C’est au cours d’une discussion entre amis le 27 février de l’année 2018 que l’idée d’un Comedy Club pour le Liban naît. Les trois co-fondateurs invitent alors leurs proches à se produire à leurs côtés, jusqu’à ce qu’Awkword aquiert une popularité qui lui assure une trentaine de stand-uppers sur scène. Le système de recrutement se fait sur le modèle américain : des “open-mics” permettent aux aspirants de s’essayer à l’art du stand-up; ceux-ci accèdent ensuite au Comedy Club (ils doivent alors préparer des shows de cinq à dix minutes par soirée) puis peuvent espérer être programmés pour un showcase (où ils se produisent pendant 15 ou 30 minutes, selon les soirées).

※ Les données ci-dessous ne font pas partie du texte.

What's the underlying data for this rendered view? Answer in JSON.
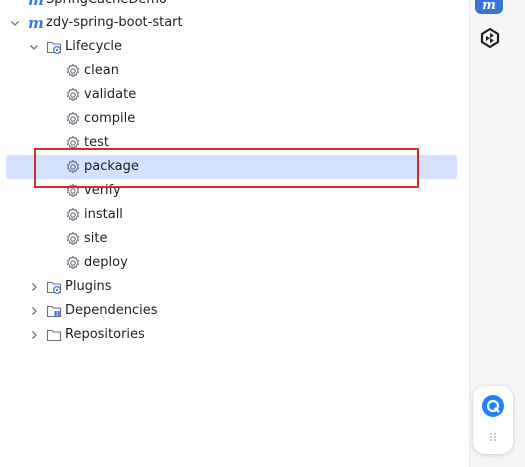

Awkword, au-delà des événements qu’il organise, s’attache à être un espace d’échange et d’entre-aide entre stand-uppers. L’art n’étant que très peu reconnu à travers le pays, les fondateurs du Comedy Club appréhendent leur mission comme celle d’une agence qui aident les comédiens à couvrir tous les aspects de leur vie professionnelle (bookings, rémunérations, respect de leur production, etc.) qui n’ont pas attrait à l’écriture et à la création. Si la mise en place d’une formation pour stand-uppers était envisagée par les fondateurs du club, l’initiative a malheureusement été empêchée par les crises sanitaires et économiques qui ont ravagé le pays. Si quelques-uns des stand-uppers viennent du monde du théâtre, Andrew Hariz le précise, “le stand-up, c’est l’antithèse du théâtre ; le théâtre c’est jouer un rôle, mettre un masque, tandis que le stand-up c’est le parfait inverse, c’est retirer ce masque”. Et de préciser que, si la pratique préalable du théâtre sert une certaine aisance sur scène, elle présente aussi des torts en ce qu’elle complexifie le rapport à soi, et au partage de points de vue personnels.
Concernant la censure, Awkword se présente comme une plateforme libre, indépendante de tout parti politique, de toute religion, de tout positionnement. C’est précisément dans cette optique qu’Awkword est né, et c’est pour cette raison que les fondateurs ont refusé d’aller chercher des financements, afin de s’affranchir de toute ingérence extérieure. En outre, les places pour les spectacles ont été fixées à des prix très avantageux, afin de n’exclure aucun public. Pareillement, et si les shows ont lieu aujourd’hui principalement à Ked (à Beyrouth), Awkword organise un “open-mic” par mois à Zahlé, et prévoit d’étendre l’entreprise aux grandes villes du pays. A une plus grande échelle, il est question d’exporter les spectacles des comédiens à l’étranger, et notamment à Dubaï ou Paris, afin de leur offrir plus de visibilité.
Ceux-ci comptent aussi beaucoup sur le digital : Awkword publie régulièrement des extraits des shows sur les réseaux sociaux et ambitionne même de créer une plateforme digitale. Cette initiative est d’autant plus intéressante qu’elle serait la première plateforme du monde arabe à ne pas être régie par les règles de la censure. Le droit à l’image et la propriété intellectuelle sont, de façon générale, des libertés strictement défendues par Awkword. L’objectif, finalement, c’est la démocratisation du stand-up comme art de la scène à part entière. Pour les membres du Comedy Club, il s’agit de montrer qu’il ne suffit pas “de faire le clown sur scène” pour réussir. Le stand-up demande de l’écriture, de la maîtrise, du jeu.